The mountains on either side of the river soar into the sky, densely wooded and rugged, and thick grass plains frame the scene, making for a perfect campsite. To John, even as a young lad, it was serene, beautiful, and exciting – his happy place.
It was to be the starting point for a journey that is only now coming to fruition; a journey to make uniquely Australian spirits.
The root of the idea
This is not a story about one spirit being better than the other. It’s a story about the determination of an Australian distillery to create a spirit that’s the only one of its type on the shelf.
This burning desire began, funnily enough, while burning Australian hardwood on a campfire beside the Goodradigbee river, in the Snowy Mountains of New South Wales.
A large Jarrah log was placed in the flames. Then the guessing game began. Was that the aroma of cinnamon or aniseed? Next, a log from the mighty Ironbark tree was in the fire. Was that the aroma of chocolate wafting from the flames? This was revelatory – incredible aromas emerging from native trees.
A new single malt takes shape
We didn’t set out to be different for the sake of it. We simply wanted to make quality spirits that had unique provenance; to produce a singular Australian taste quicker and deliver it with flair.
Our (patent pending) accelerated maturation cubes, built from these unique Australian hardwoods, have a much higher wood-to-liquid volume than a barrel, so more wood equals more flavour and the colour of a 10-year-old single malt whisky in just eight weeks.

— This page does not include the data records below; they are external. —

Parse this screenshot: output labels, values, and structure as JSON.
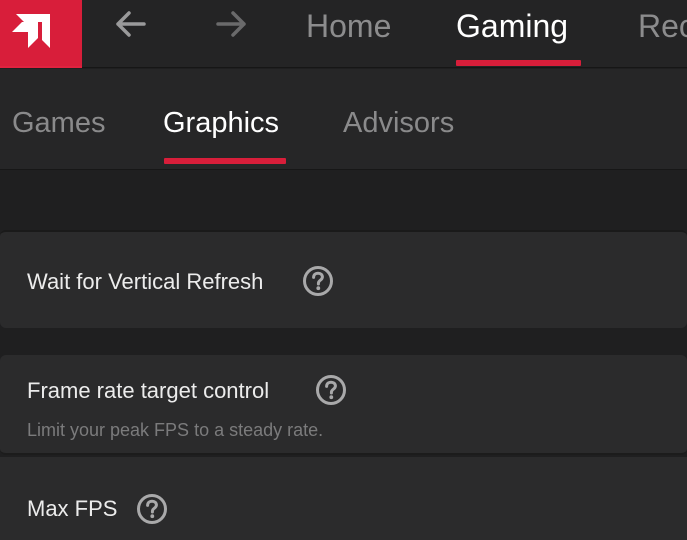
{
  "nav": {
    "tabs": [
      {
        "label": "Home"
      },
      {
        "label": "Gaming",
        "active": true
      },
      {
        "label": "Rec"
      }
    ]
  },
  "subnav": {
    "tabs": [
      {
        "label": "Games"
      },
      {
        "label": "Graphics",
        "active": true
      },
      {
        "label": "Advisors"
      }
    ]
  },
  "settings": {
    "wait_vertical_refresh": {
      "label": "Wait for Vertical Refresh"
    },
    "frame_rate_target": {
      "label": "Frame rate target control",
      "description": "Limit your peak FPS to a steady rate."
    },
    "max_fps": {
      "label": "Max FPS"
    }
  },
  "icons": {
    "logo": "amd-logo-icon",
    "back": "arrow-left-icon",
    "forward": "arrow-right-icon",
    "help": "question-circle-icon"
  },
  "colors": {
    "accent": "#d81e3a",
    "background": "#1f1f20",
    "card": "#2b2b2c",
    "text_primary": "#ffffff",
    "text_muted": "#8a8a8b"
  }
}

The Australian hardwoods we chose, most of which come from our alpine areas, are hard and dense because of the weather extremes. Unlike oak, which is effectively a ‘wet’ wood to begin with, our hardwoods react violently with the liquid, cracking and opening up, absorbing the liquid. The results are single malt spirits and wood-infused gins that are sweet, complex, delicious and revolutionary.